Which came first, to decentralise or to tokenise?

Decentralisation and security tokenisation are the current buzzwords in the space. Both features are a result of a push for a greater range of functionality. They redefine the control of funds, giving empowerment to faster, cost-efficient and less hackable transactions.

Decentralisation and security tokens as new functionality features, were addressed by Ray Li, Director of Business Development at Cryptology in a recent podcast, “Centralised vs Decentralised Exchanges.”

Blockchain and cryptocurrencies were developed with the intent to serve the community and create a open and robust platform. Participants of a decentralised exchange are given equal access to the power, hence with more room for decision-making, instead of decisions coming from a singular authority. Decentralised exchanges are also transparent, which allows for more personalised and distinct transactions.

Decentralised exchanges also come with a caveat – they often come with a disjointed user experience, are lagging in their transaction response and feature a thin order book and low liquidity for returns.

Although decentralised exchanges have begun to gain traction and they are able to accommodate a higher volume of transactions. A decentralised exchange also positions itself with ample versatility for larger trading volumes and the adoption of digital assets. Allowing emerging digital assets to be listed without a cost, puts the growth rate at a stronger likelihood.

There are also added issues of KYC compliance and identity document submission that one has to contend with when using centralised services. These grey areas lead to issues of identity theft and security leakage.

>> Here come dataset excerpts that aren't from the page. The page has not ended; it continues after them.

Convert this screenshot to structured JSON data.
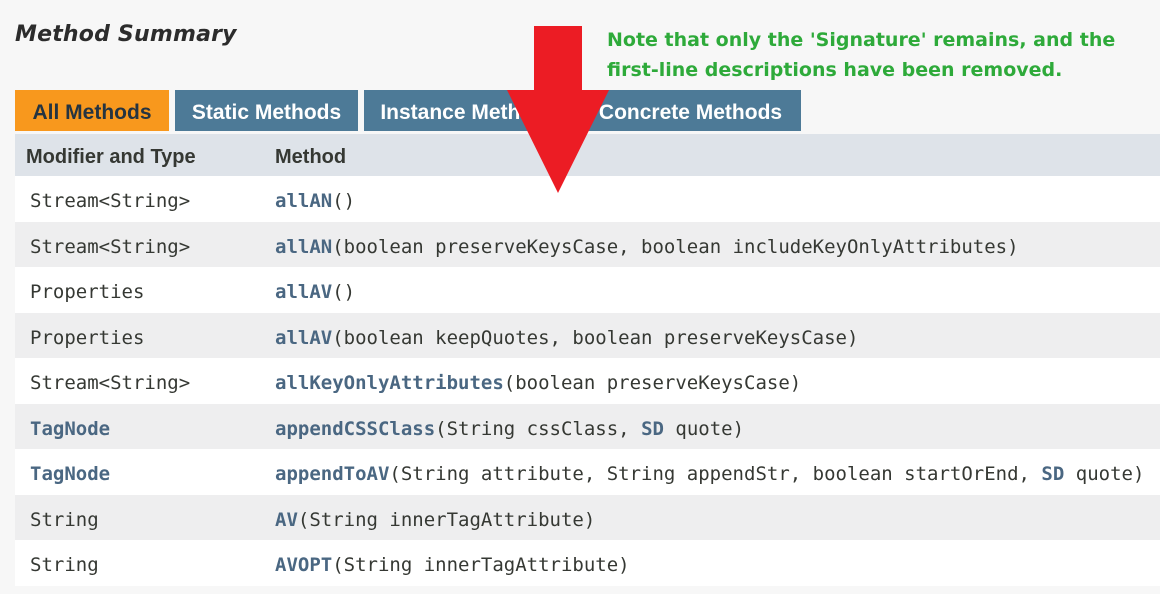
{
  "page": {
    "title": "Method Summary",
    "note_line1": "Note that only the 'Signature' remains, and the",
    "note_line2": "first-line descriptions have been removed."
  },
  "tabs": [
    {
      "label": "All Methods",
      "active": true
    },
    {
      "label": "Static Methods",
      "active": false
    },
    {
      "label": "Instance Methods",
      "active": false
    },
    {
      "label": "Concrete Methods",
      "active": false
    }
  ],
  "table": {
    "headers": [
      "Modifier and Type",
      "Method"
    ],
    "rows": [
      {
        "type": "Stream<String>",
        "type_link": false,
        "method": "allAN",
        "params": [
          {
            "t": "()"
          }
        ]
      },
      {
        "type": "Stream<String>",
        "type_link": false,
        "method": "allAN",
        "params": [
          {
            "t": "(boolean preserveKeysCase, boolean includeKeyOnlyAttributes)"
          }
        ]
      },
      {
        "type": "Properties",
        "type_link": false,
        "method": "allAV",
        "params": [
          {
            "t": "()"
          }
        ]
      },
      {
        "type": "Properties",
        "type_link": false,
        "method": "allAV",
        "params": [
          {
            "t": "(boolean keepQuotes, boolean preserveKeysCase)"
          }
        ]
      },
      {
        "type": "Stream<String>",
        "type_link": false,
        "method": "allKeyOnlyAttributes",
        "params": [
          {
            "t": "(boolean preserveKeysCase)"
          }
        ]
      },
      {
        "type": "TagNode",
        "type_link": true,
        "method": "appendCSSClass",
        "params": [
          {
            "t": "(String cssClass, "
          },
          {
            "t": "SD",
            "link": true
          },
          {
            "t": " quote)"
          }
        ]
      },
      {
        "type": "TagNode",
        "type_link": true,
        "method": "appendToAV",
        "params": [
          {
            "t": "(String attribute, String appendStr, boolean startOrEnd, "
          },
          {
            "t": "SD",
            "link": true
          },
          {
            "t": " quote)"
          }
        ]
      },
      {
        "type": "String",
        "type_link": false,
        "method": "AV",
        "params": [
          {
            "t": "(String innerTagAttribute)"
          }
        ]
      },
      {
        "type": "String",
        "type_link": false,
        "method": "AVOPT",
        "params": [
          {
            "t": "(String innerTagAttribute)"
          }
        ]
      }
    ]
  },
  "colors": {
    "tab_active": "#f8981d",
    "tab_inactive": "#4d7a97",
    "note_green": "#2eaa3a",
    "arrow_red": "#ec1c24",
    "link": "#4a6782"
  }
}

The future of exchanges also presents itself as one that is ripe with opportunity. More native coins of blockchain will be available in decentralised exchanges in the foreseeable future. The protocol within the decentralised exchange will also make arbitrage more seamless and give the Wallet app more importance.

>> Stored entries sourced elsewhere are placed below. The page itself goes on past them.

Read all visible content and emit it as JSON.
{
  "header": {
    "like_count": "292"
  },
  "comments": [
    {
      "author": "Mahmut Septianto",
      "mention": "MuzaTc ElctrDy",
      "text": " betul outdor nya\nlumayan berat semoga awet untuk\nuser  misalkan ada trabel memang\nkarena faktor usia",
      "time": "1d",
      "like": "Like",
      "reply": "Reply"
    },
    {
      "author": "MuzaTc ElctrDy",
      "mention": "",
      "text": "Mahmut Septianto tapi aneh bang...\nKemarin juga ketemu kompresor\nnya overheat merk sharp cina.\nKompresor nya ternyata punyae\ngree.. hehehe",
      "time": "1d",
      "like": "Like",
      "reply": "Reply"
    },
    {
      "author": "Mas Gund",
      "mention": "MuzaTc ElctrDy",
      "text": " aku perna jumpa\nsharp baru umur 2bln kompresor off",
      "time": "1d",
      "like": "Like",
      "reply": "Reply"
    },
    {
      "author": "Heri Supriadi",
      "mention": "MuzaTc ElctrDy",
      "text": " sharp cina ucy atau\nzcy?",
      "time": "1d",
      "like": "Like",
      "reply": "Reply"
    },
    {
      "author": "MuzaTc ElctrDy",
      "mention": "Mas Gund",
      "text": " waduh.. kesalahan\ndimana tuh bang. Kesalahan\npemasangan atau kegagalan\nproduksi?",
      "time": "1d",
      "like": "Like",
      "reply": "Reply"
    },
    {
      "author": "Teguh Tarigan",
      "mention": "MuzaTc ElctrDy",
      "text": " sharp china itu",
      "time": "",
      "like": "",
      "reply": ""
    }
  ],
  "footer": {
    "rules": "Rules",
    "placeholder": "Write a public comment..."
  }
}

Should it be one that is hybrid, combining the features of both centralised and decentralised exchanges? Allowing centralised exchanges to delve into what they have a knack for – including institutional support, compliance and banking – while at the same time, moving private keys into the hands of customers could be a solution moving forward.

Security tokens are the hot flavour of the month in the cryptocurrency sphere. The top-most question on everyone’s mind is “Will launching an STO be a sustainable solution for blockchain companies to raise capital?”

Security tokens in all fairness, are unable to fix all of the problems inherent in the industry. In this regard, security tokens will add more complexity and sophistication to existing financial products but in this added layer, give users more freedom and alternative choices.

The added strengths of ‘Knowing your Customer’ and anti-money laundering also give security tokens a newfound credibility. Both the NYSE and SIX Swiss Exchange have both introduced blockchain-based platforms to reinvent securities through tokenising them and this extends beyond trade of cryptocurrency.

Moving ahead, it will be a revolution and not evolution for securities with security tokens coming into play.

In order for securities to evolve and understand user needs, mapping out the next wave of technology is crucial. STOs can widely improve processes, increase the accessibility of investment markets and give the financial markets less risk-averse alternatives.